Abstract

Hydrological distributed models demand large amounts of data, information and parameters in order to accurately represent the spatial variability of the main hydrological processes and inputs. The parameter estimation is always a complex and expensive task which is often unaffordable and therefore hydrologists are frequently forced to disregard distributed modelling in favour of lumped or semidistributed models. To solve this situation, we propose in this paper to split the effective parameter at each cell in two components: the hydrological characteristic (at point scale and maintaining its physical meaning) and a correction factor (common for all cells and taking into account all modelling errors including the temporal and spatial scale effects).
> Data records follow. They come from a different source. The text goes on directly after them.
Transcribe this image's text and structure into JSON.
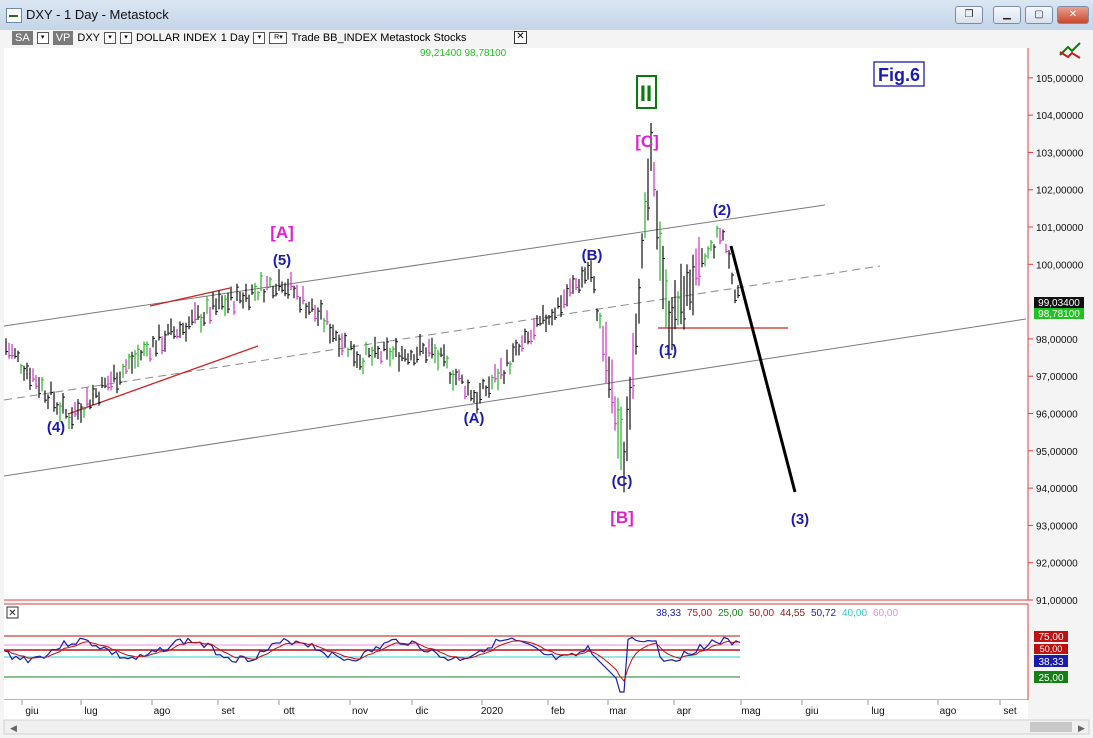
{
  "window": {
    "title": "DXY - 1 Day - Metastock",
    "buttons": [
      "restore-down",
      "minimize",
      "maximize",
      "close"
    ]
  },
  "toolbar": {
    "sa": "SA",
    "vp": "VP",
    "symbol": "DXY",
    "name": "DOLLAR INDEX",
    "period": "1 Day",
    "rest": "Trade  BB_INDEX  Metastock  Stocks",
    "close_glyph": "✕"
  },
  "cursor_values": "99,21400  98,78100",
  "fig_label": "Fig.6",
  "wave_labels": {
    "major": [
      "[A]",
      "[B]",
      "[C]"
    ],
    "intermediate": [
      "(4)",
      "(5)",
      "(A)",
      "(B)",
      "(C)",
      "(1)",
      "(2)",
      "(3)"
    ],
    "cycle": "II"
  },
  "price_tags": {
    "upper": "99,03400",
    "lower": "98,78100"
  },
  "indicator": {
    "values": [
      "38,33",
      "75,00",
      "25,00",
      "50,00",
      "44,55",
      "50,72",
      "40,00",
      "60,00"
    ],
    "value_colors": [
      "#1b1bb0",
      "#c01010",
      "#148014",
      "#c01010",
      "#8a2020",
      "#1b1bb0",
      "#33cccc",
      "#e090e0"
    ],
    "tags": [
      "75,00",
      "50,00",
      "38,33",
      "25,00"
    ],
    "close_glyph": "✕"
  },
  "chart_data": {
    "type": "line",
    "title": "DXY - 1 Day",
    "y_axis_labels": [
      "105,00000",
      "104,00000",
      "103,00000",
      "102,00000",
      "101,00000",
      "100,00000",
      "98,00000",
      "97,00000",
      "96,00000",
      "95,00000",
      "94,00000",
      "93,00000",
      "92,00000",
      "91,00000"
    ],
    "ylim": [
      91,
      105.8
    ],
    "x_axis_labels": [
      "giu",
      "lug",
      "ago",
      "set",
      "ott",
      "nov",
      "dic",
      "2020",
      "feb",
      "mar",
      "apr",
      "mag",
      "giu",
      "lug",
      "ago",
      "set"
    ],
    "price_path": [
      {
        "t": "giu 2019",
        "v": 97.8
      },
      {
        "t": "fine giu",
        "v": 96.8
      },
      {
        "t": "lug (4)",
        "v": 95.9
      },
      {
        "t": "ago",
        "v": 97.8
      },
      {
        "t": "set",
        "v": 98.9
      },
      {
        "t": "ott (5)",
        "v": 99.6
      },
      {
        "t": "nov",
        "v": 97.5
      },
      {
        "t": "dic",
        "v": 97.7
      },
      {
        "t": "gen (A)",
        "v": 96.4
      },
      {
        "t": "feb (B)",
        "v": 99.9
      },
      {
        "t": "mar (C)",
        "v": 94.7
      },
      {
        "t": "mar [C]",
        "v": 102.9
      },
      {
        "t": "apr (1)",
        "v": 98.4
      },
      {
        "t": "apr (2)",
        "v": 100.9
      },
      {
        "t": "ultimo",
        "v": 98.8
      }
    ],
    "projection": [
      {
        "t": "apr (2)",
        "v": 100.9
      },
      {
        "t": "giu (3)",
        "v": 93.8
      }
    ]
  }
}
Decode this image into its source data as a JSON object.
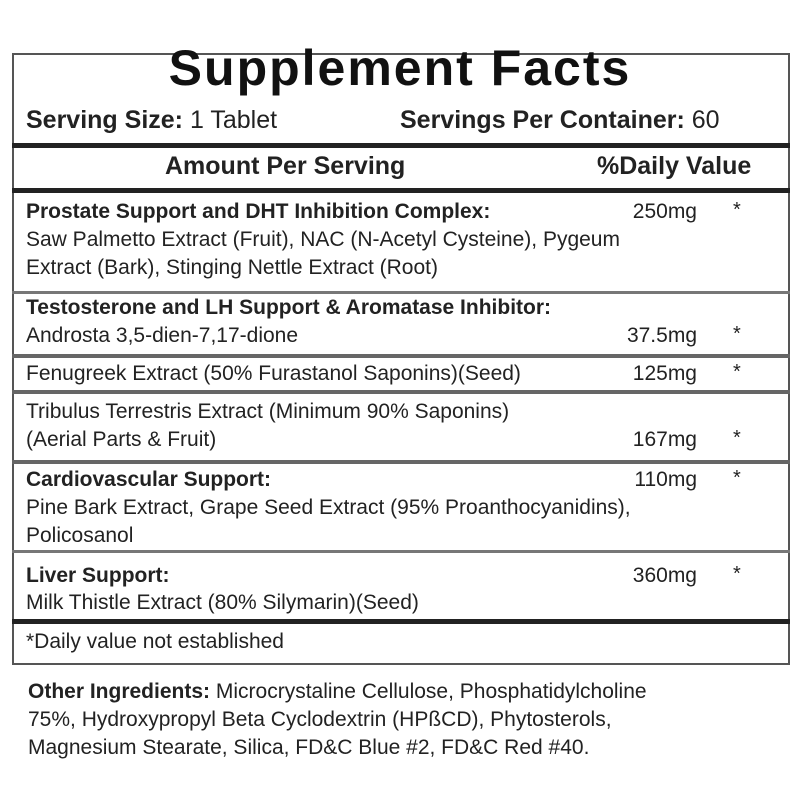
{
  "title": "Supplement Facts",
  "serving_size": {
    "label": "Serving Size:",
    "value": "1 Tablet"
  },
  "servings_per_container": {
    "label": "Servings Per Container:",
    "value": "60"
  },
  "header": {
    "amount": "Amount Per Serving",
    "daily_value": "%Daily Value"
  },
  "rows": [
    {
      "name": "Prostate Support and DHT Inhibition Complex:",
      "amount": "250mg",
      "dv": "*",
      "lines": [
        "Saw Palmetto Extract (Fruit), NAC (N-Acetyl Cysteine), Pygeum",
        "Extract (Bark), Stinging Nettle Extract (Root)"
      ]
    },
    {
      "name": "Testosterone and LH Support & Aromatase Inhibitor:",
      "lines": [
        "Androsta 3,5-dien-7,17-dione"
      ],
      "amount": "37.5mg",
      "dv": "*"
    },
    {
      "lines": [
        "Fenugreek Extract (50% Furastanol Saponins)(Seed)"
      ],
      "amount": "125mg",
      "dv": "*"
    },
    {
      "lines": [
        "Tribulus Terrestris Extract (Minimum 90% Saponins)",
        "(Aerial Parts & Fruit)"
      ],
      "amount": "167mg",
      "dv": "*"
    },
    {
      "name": "Cardiovascular Support:",
      "amount": "110mg",
      "dv": "*",
      "lines": [
        "Pine Bark Extract, Grape Seed Extract (95% Proanthocyanidins),",
        "Policosanol"
      ]
    },
    {
      "name": "Liver Support:",
      "amount": "360mg",
      "dv": "*",
      "lines": [
        "Milk Thistle Extract (80% Silymarin)(Seed)"
      ]
    }
  ],
  "footnote": "*Daily value not established",
  "other_ingredients": {
    "label": "Other Ingredients:",
    "lines": [
      "Microcrystaline Cellulose, Phosphatidylcholine",
      "75%, Hydroxypropyl  Beta Cyclodextrin (HPßCD), Phytosterols,",
      "Magnesium Stearate, Silica, FD&C Blue #2, FD&C Red #40."
    ]
  }
}
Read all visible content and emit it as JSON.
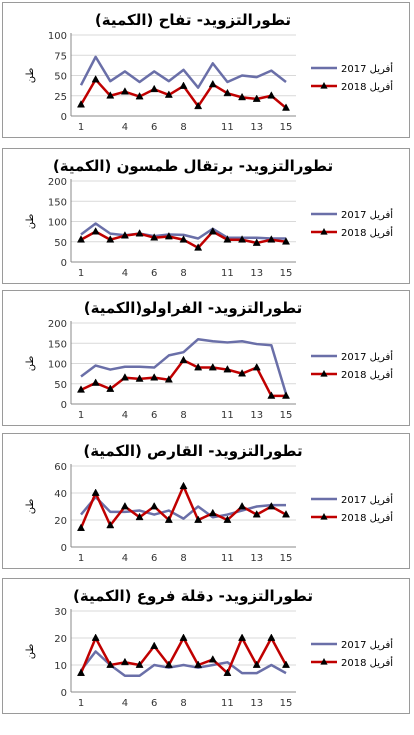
{
  "chart_data": [
    {
      "type": "line",
      "title": "تطورالتزويد- تفاح (الكمية)",
      "ylabel": "طن",
      "ylim": [
        0,
        100
      ],
      "yticks": [
        0,
        25,
        50,
        75,
        100
      ],
      "x": [
        1,
        2,
        3,
        4,
        5,
        6,
        7,
        8,
        9,
        10,
        11,
        12,
        13,
        14,
        15
      ],
      "xtick_labels": [
        1,
        4,
        6,
        8,
        11,
        13,
        15
      ],
      "series": [
        {
          "name": "أفريل 2017",
          "color": "#6a6fa8",
          "marker": "none",
          "values": [
            38,
            73,
            43,
            55,
            42,
            55,
            43,
            57,
            35,
            65,
            42,
            50,
            48,
            56,
            42
          ]
        },
        {
          "name": "أفريل 2018",
          "color": "#c00000",
          "marker": "triangle",
          "values": [
            14,
            45,
            25,
            30,
            24,
            33,
            26,
            37,
            12,
            39,
            28,
            23,
            21,
            25,
            10
          ]
        }
      ]
    },
    {
      "type": "line",
      "title": "تطورالتزويد- برتقال طمسون (الكمية)",
      "ylabel": "طن",
      "ylim": [
        0,
        200
      ],
      "yticks": [
        0,
        50,
        100,
        150,
        200
      ],
      "x": [
        1,
        2,
        3,
        4,
        5,
        6,
        7,
        8,
        9,
        10,
        11,
        12,
        13,
        14,
        15
      ],
      "xtick_labels": [
        1,
        4,
        6,
        8,
        11,
        13,
        15
      ],
      "series": [
        {
          "name": "أفريل 2017",
          "color": "#6a6fa8",
          "marker": "none",
          "values": [
            68,
            95,
            70,
            66,
            70,
            64,
            68,
            67,
            58,
            82,
            60,
            60,
            60,
            58,
            58
          ]
        },
        {
          "name": "أفريل 2018",
          "color": "#c00000",
          "marker": "triangle",
          "values": [
            55,
            75,
            55,
            65,
            70,
            60,
            63,
            55,
            35,
            75,
            55,
            55,
            47,
            55,
            50
          ]
        }
      ]
    },
    {
      "type": "line",
      "title": "تطورالتزويد- الفراولو(الكمية)",
      "ylabel": "طن",
      "ylim": [
        0,
        200
      ],
      "yticks": [
        0,
        50,
        100,
        150,
        200
      ],
      "x": [
        1,
        2,
        3,
        4,
        5,
        6,
        7,
        8,
        9,
        10,
        11,
        12,
        13,
        14,
        15
      ],
      "xtick_labels": [
        1,
        4,
        6,
        8,
        11,
        13,
        15
      ],
      "series": [
        {
          "name": "أفريل 2017",
          "color": "#6a6fa8",
          "marker": "none",
          "values": [
            68,
            95,
            85,
            92,
            92,
            90,
            120,
            128,
            160,
            155,
            152,
            155,
            148,
            145,
            25
          ]
        },
        {
          "name": "أفريل 2018",
          "color": "#c00000",
          "marker": "triangle",
          "values": [
            35,
            52,
            37,
            65,
            62,
            65,
            60,
            108,
            90,
            90,
            85,
            75,
            90,
            20,
            20
          ]
        }
      ]
    },
    {
      "type": "line",
      "title": "تطورالتزويد- القارص (الكمية)",
      "ylabel": "طن",
      "ylim": [
        0,
        60
      ],
      "yticks": [
        0,
        20,
        40,
        60
      ],
      "x": [
        1,
        2,
        3,
        4,
        5,
        6,
        7,
        8,
        9,
        10,
        11,
        12,
        13,
        14,
        15
      ],
      "xtick_labels": [
        1,
        4,
        6,
        8,
        11,
        13,
        15
      ],
      "series": [
        {
          "name": "أفريل 2017",
          "color": "#6a6fa8",
          "marker": "none",
          "values": [
            24,
            37,
            26,
            26,
            27,
            24,
            27,
            21,
            30,
            22,
            24,
            27,
            30,
            31,
            31
          ]
        },
        {
          "name": "أفريل 2018",
          "color": "#c00000",
          "marker": "triangle",
          "values": [
            14,
            40,
            16,
            30,
            22,
            30,
            20,
            45,
            20,
            25,
            20,
            30,
            24,
            30,
            24
          ]
        }
      ]
    },
    {
      "type": "line",
      "title": "تطورالتزويد- دقلة فروع (الكمية)",
      "ylabel": "طن",
      "ylim": [
        0,
        30
      ],
      "yticks": [
        0,
        10,
        20,
        30
      ],
      "x": [
        1,
        2,
        3,
        4,
        5,
        6,
        7,
        8,
        9,
        10,
        11,
        12,
        13,
        14,
        15
      ],
      "xtick_labels": [
        1,
        4,
        6,
        8,
        11,
        13,
        15
      ],
      "series": [
        {
          "name": "أفريل 2017",
          "color": "#6a6fa8",
          "marker": "none",
          "values": [
            8,
            15,
            10,
            6,
            6,
            10,
            9,
            10,
            9,
            10,
            11,
            7,
            7,
            10,
            7
          ]
        },
        {
          "name": "أفريل 2018",
          "color": "#c00000",
          "marker": "triangle",
          "values": [
            7,
            20,
            10,
            11,
            10,
            17,
            10,
            20,
            10,
            12,
            7,
            20,
            10,
            20,
            10
          ]
        }
      ]
    }
  ]
}
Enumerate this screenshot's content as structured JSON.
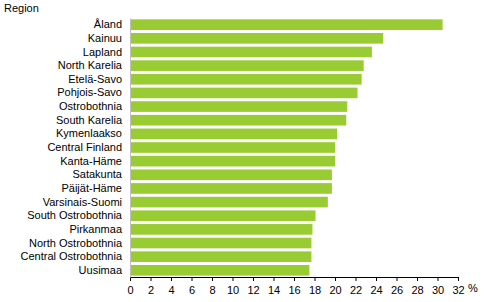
{
  "chart_data": {
    "type": "bar",
    "orientation": "horizontal",
    "y_label": "Region",
    "x_label": "%",
    "categories": [
      "Åland",
      "Kainuu",
      "Lapland",
      "North Karelia",
      "Etelä-Savo",
      "Pohjois-Savo",
      "Ostrobothnia",
      "South Karelia",
      "Kymenlaakso",
      "Central Finland",
      "Kanta-Häme",
      "Satakunta",
      "Päijät-Häme",
      "Varsinais-Suomi",
      "South Ostrobothnia",
      "Pirkanmaa",
      "North Ostrobothnia",
      "Central Ostrobothnia",
      "Uusimaa"
    ],
    "values": [
      30.5,
      24.7,
      23.6,
      22.8,
      22.6,
      22.2,
      21.2,
      21.1,
      20.2,
      20.0,
      20.0,
      19.7,
      19.7,
      19.3,
      18.1,
      17.8,
      17.7,
      17.7,
      17.5
    ],
    "color": "#99cc33",
    "xlim": [
      0,
      32
    ],
    "xticks": [
      0,
      2,
      4,
      6,
      8,
      10,
      12,
      14,
      16,
      18,
      20,
      22,
      24,
      26,
      28,
      30,
      32
    ],
    "grid": false
  }
}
The new split-parameter structure adopted in our distributed model (called TETIS) is coupled with the SCE-UA automatic optimization method in order to obtain the set of optimal correction factors of the model, without loosing the spatial variability described by the a priori estimated hydrological characteristics. Automatic procedures can be easily adapted to the split-parameter structure because the number of variables to be calibrated is dramatically reduced from thousands of cell parameters to a small number of common correction factors (one for each parameter map). Also, the optimum initial values of the state variables can be obtained automatically. In order to show the advantages of the new structure a real application is performed in a case study in which the calibration and the spatial and spatial–temporal validation processes have been carried out. The results can be considered as being excellent and it is concluded that automatic calibration with the SCE-UA algorithm has been shown to be reliable and fast.